Some examples of what that looked like:
“The headers disappear when I zoom in.” Claude identified that the world-space layout was computing header sizes proportionally. It suggested the screen-space rendering approach (which matched what SpaceMonger does). We rewrote the renderer to compute child layouts in screen pixels at each level. Fixed in one pass.
“Double-clicking a tiny folder zooms to infinity and everything goes blank.” Claude traced the problem to unbounded zoom. It added zoom clamping (1x to 5000x) and center clamping so the viewport can’t leave the treemap bounds. Then it added the clamping after every camera mutation to catch edge cases. That became the v0.5.1 release.
“I want an About dialog with the app icon and my face.” Claude wired up texture loading via the image crate, lazy-loaded on first dialog open, with proper sizing. It also generated a Python script to convert the SVG icon to PNG and ICO, and wired up winresource to embed the icon in the .exe.
“Remove all the emdashes from every public-facing file.” Claude searched three files across two repos, found every instance, replaced them all with periods/commas/colons matching my writing style, verified zero remained, committed and pushed both repos. Five minutes.
What Works Well
It remembers your project. CLAUDE.md and MEMORY.md mean you don’t start from zero every conversation. It knows the file structure, the design patterns, the build commands, and your preferences. This is a huge deal. Most AI coding tools make you re-explain context constantly.

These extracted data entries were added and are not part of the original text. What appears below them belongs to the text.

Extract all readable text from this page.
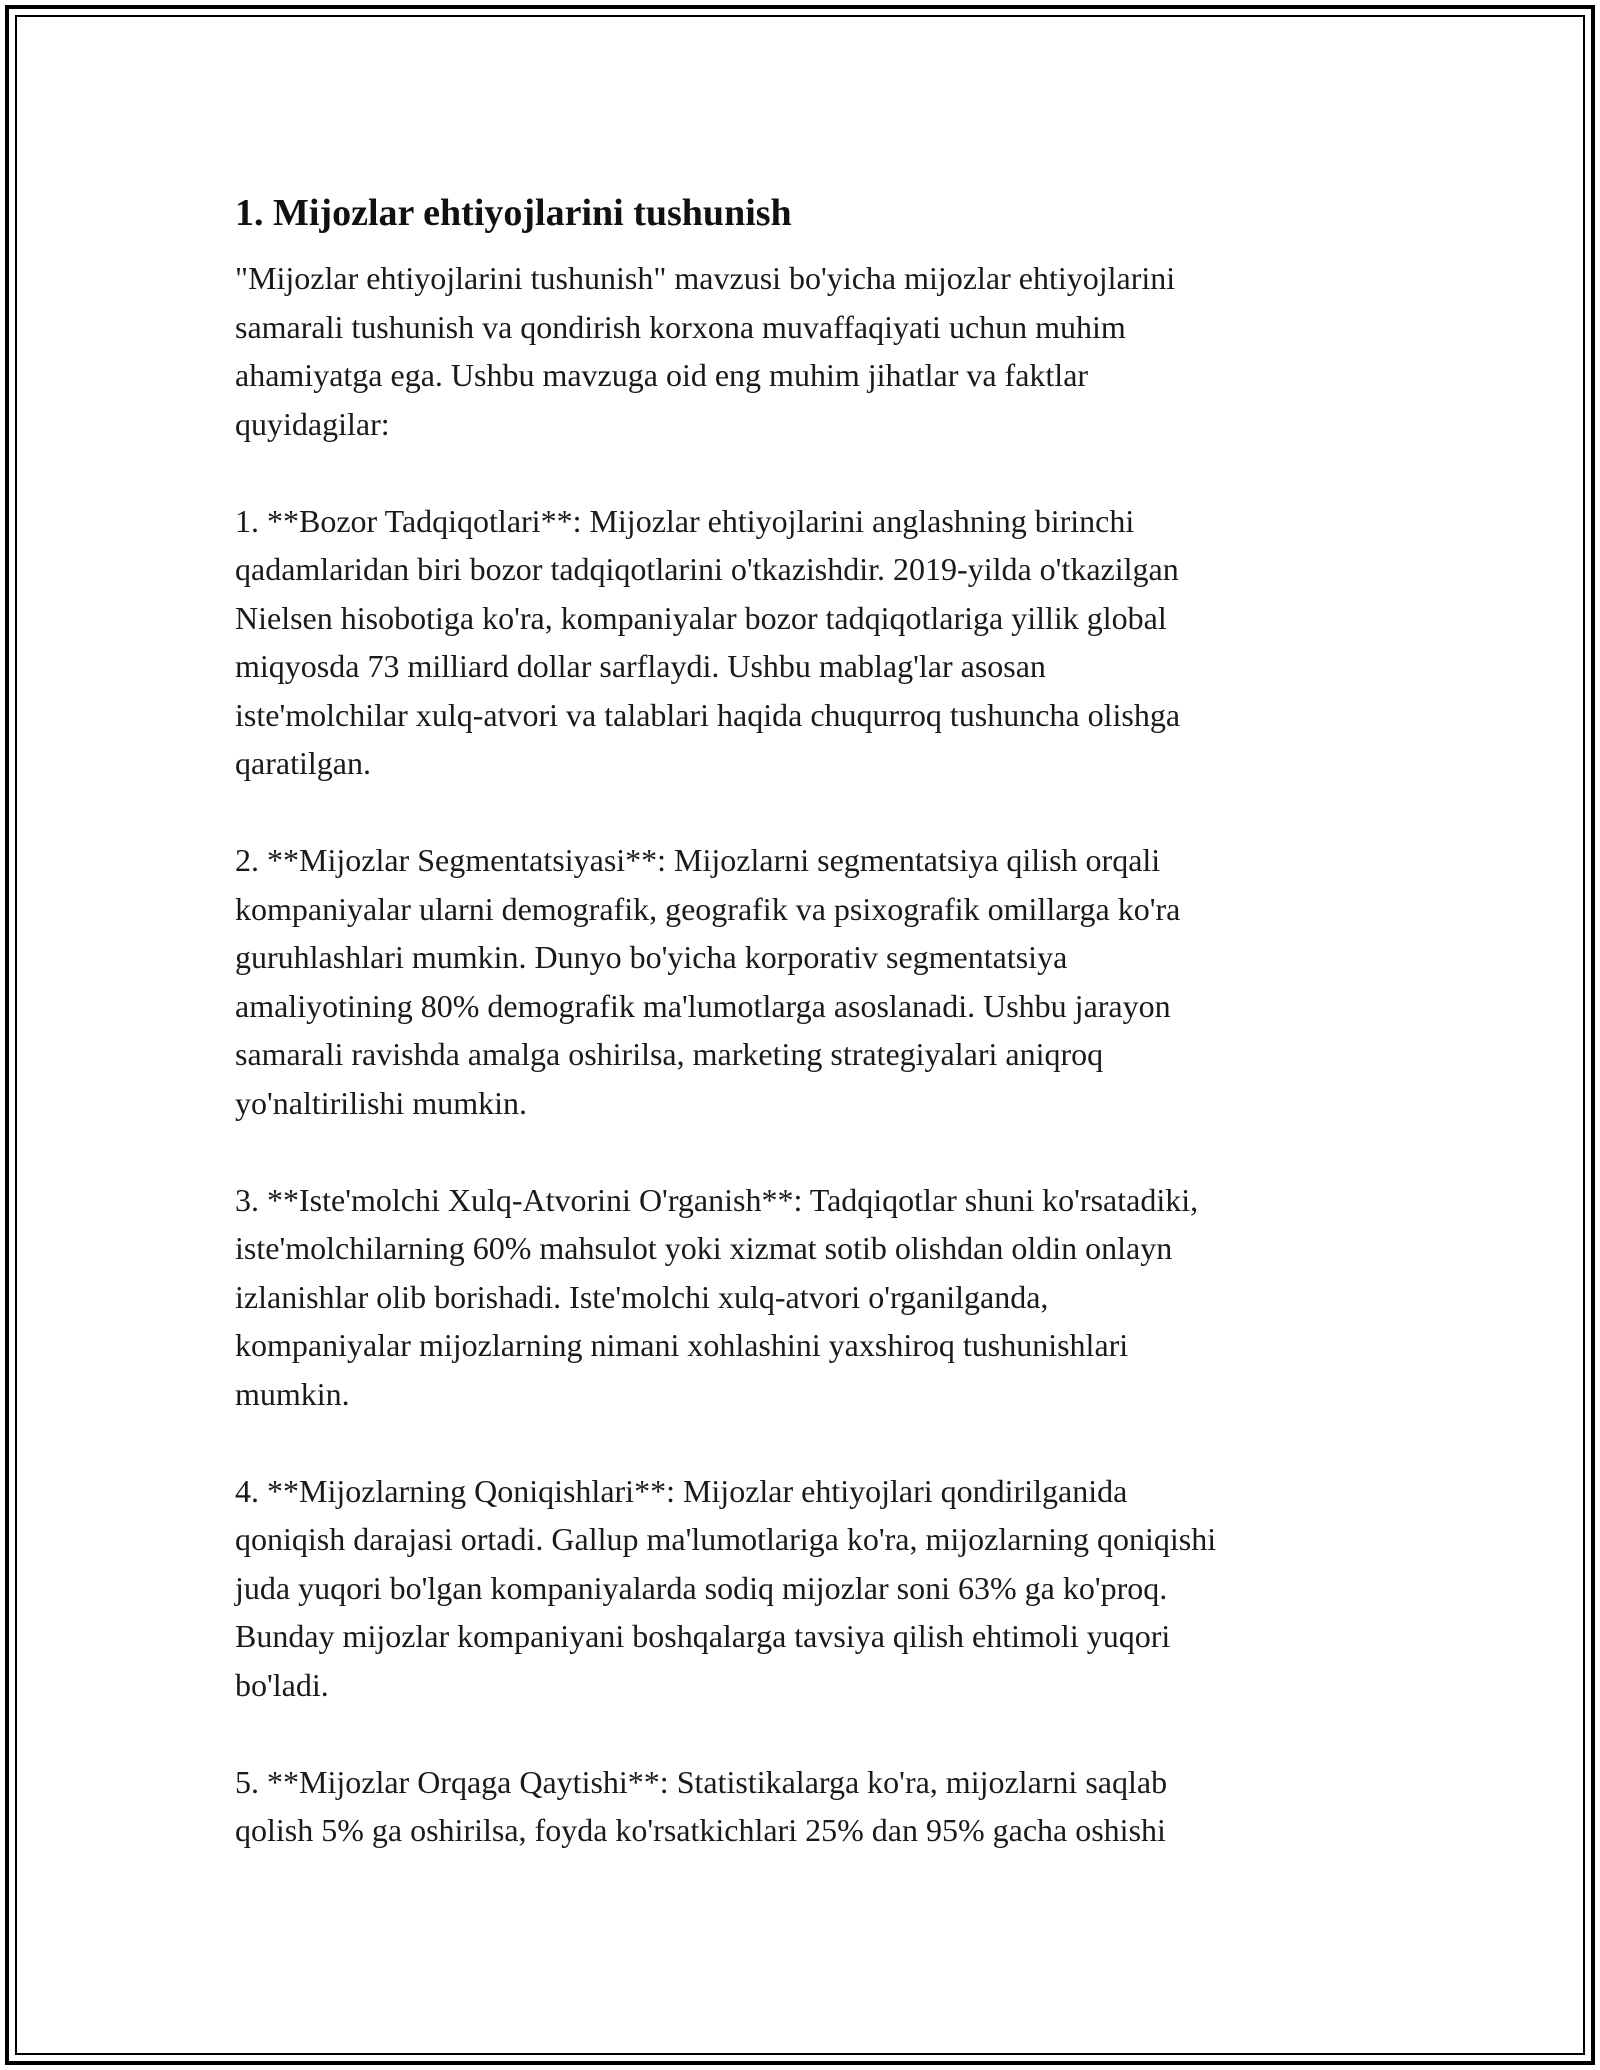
1. Mijozlar ehtiyojlarini tushunish

"Mijozlar ehtiyojlarini tushunish" mavzusi bo'yicha mijozlar ehtiyojlarini
samarali tushunish va qondirish korxona muvaffaqiyati uchun muhim
ahamiyatga ega. Ushbu mavzuga oid eng muhim jihatlar va faktlar
quyidagilar:

1. **Bozor Tadqiqotlari**: Mijozlar ehtiyojlarini anglashning birinchi
qadamlaridan biri bozor tadqiqotlarini o'tkazishdir. 2019-yilda o'tkazilgan
Nielsen hisobotiga ko'ra, kompaniyalar bozor tadqiqotlariga yillik global
miqyosda 73 milliard dollar sarflaydi. Ushbu mablag'lar asosan
iste'molchilar xulq-atvori va talablari haqida chuqurroq tushuncha olishga
qaratilgan.

2. **Mijozlar Segmentatsiyasi**: Mijozlarni segmentatsiya qilish orqali
kompaniyalar ularni demografik, geografik va psixografik omillarga ko'ra
guruhlashlari mumkin. Dunyo bo'yicha korporativ segmentatsiya
amaliyotining 80% demografik ma'lumotlarga asoslanadi. Ushbu jarayon
samarali ravishda amalga oshirilsa, marketing strategiyalari aniqroq
yo'naltirilishi mumkin.

3. **Iste'molchi Xulq-Atvorini O'rganish**: Tadqiqotlar shuni ko'rsatadiki,
iste'molchilarning 60% mahsulot yoki xizmat sotib olishdan oldin onlayn
izlanishlar olib borishadi. Iste'molchi xulq-atvori o'rganilganda,
kompaniyalar mijozlarning nimani xohlashini yaxshiroq tushunishlari
mumkin.

4. **Mijozlarning Qoniqishlari**: Mijozlar ehtiyojlari qondirilganida
qoniqish darajasi ortadi. Gallup ma'lumotlariga ko'ra, mijozlarning qoniqishi
juda yuqori bo'lgan kompaniyalarda sodiq mijozlar soni 63% ga ko'proq.
Bunday mijozlar kompaniyani boshqalarga tavsiya qilish ehtimoli yuqori
bo'ladi.

5. **Mijozlar Orqaga Qaytishi**: Statistikalarga ko'ra, mijozlarni saqlab
qolish 5% ga oshirilsa, foyda ko'rsatkichlari 25% dan 95% gacha oshishi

It runs the build. Claude doesn’t just write code and hope. It compiles, reads the errors, fixes them, compiles again. When I asked for a release build at the end, it ran cargo build --release, confirmed only the known pre-existing warning appeared, and reported clean.
Multi-file edits are fast. The polish pass at the end touched README.md, index.html, and a blog post across two repos. Claude read all three in parallel, made all edits, verified with grep, committed and pushed both repos. That kind of cross-file, cross-repo coordination is tedious by hand.
It’s good at plumbing. Wiring up env!("CARGO_PKG_VERSION") to replace a hardcoded version string. Embedding icons via build scripts. Setting up OpenGraph meta tags. The boring connective tissue that takes 20 minutes to look up and 2 minutes to write. Claude does this instantly.
What Needs Attention
You still need to know what you want. Claude is fast at implementing, but the design decisions are yours. I knew I wanted screen-space rendering because I’d read the SpaceMonger source. I knew I wanted a bounded camera because I’d experienced the zoom overflow bug. The AI executes your vision. It doesn’t replace having one.
Review the code. Claude writes clean, working code, but you should understand what it wrote. I read every file. I caught a few things I wanted structured differently. The AI is a collaborator, not an autopilot.
Manage the context. CLAUDE.md gets stale if you don’t update it. I make Claude update it at every resting point. This is a habit you need to build. The quality of future conversations depends on the quality of your project memory.
The Numbers
| Total source | ~1,200 lines of Rust |
| Source files | 6 |
| Binary size | 3.6 MB |
| Versions shipped | v0.5.1, v0.5.2 |
| Repos touched | 2 (app + blog) |
| Public artifacts | GitHub release, landing page, blog post |
All in roughly a day.
The Takeaway
Claude Code isn’t magic. It’s a very fast pair programmer that never gets tired of boilerplate, remembers what you told it, and can hold your entire codebase in its head. The bottleneck shifts from typing to thinking. You spend more time deciding what to build and less time figuring out how to wire it up.
For a project like this, where the architecture is clear and the scope is focused, it’s extremely effective. I’d estimate it cut the development time by 3-4x. Not because the code is trivial, but because the iteration speed is so much faster.
The source is on GitHub. The app is on tront.xyz/SpaceView. MIT licensed.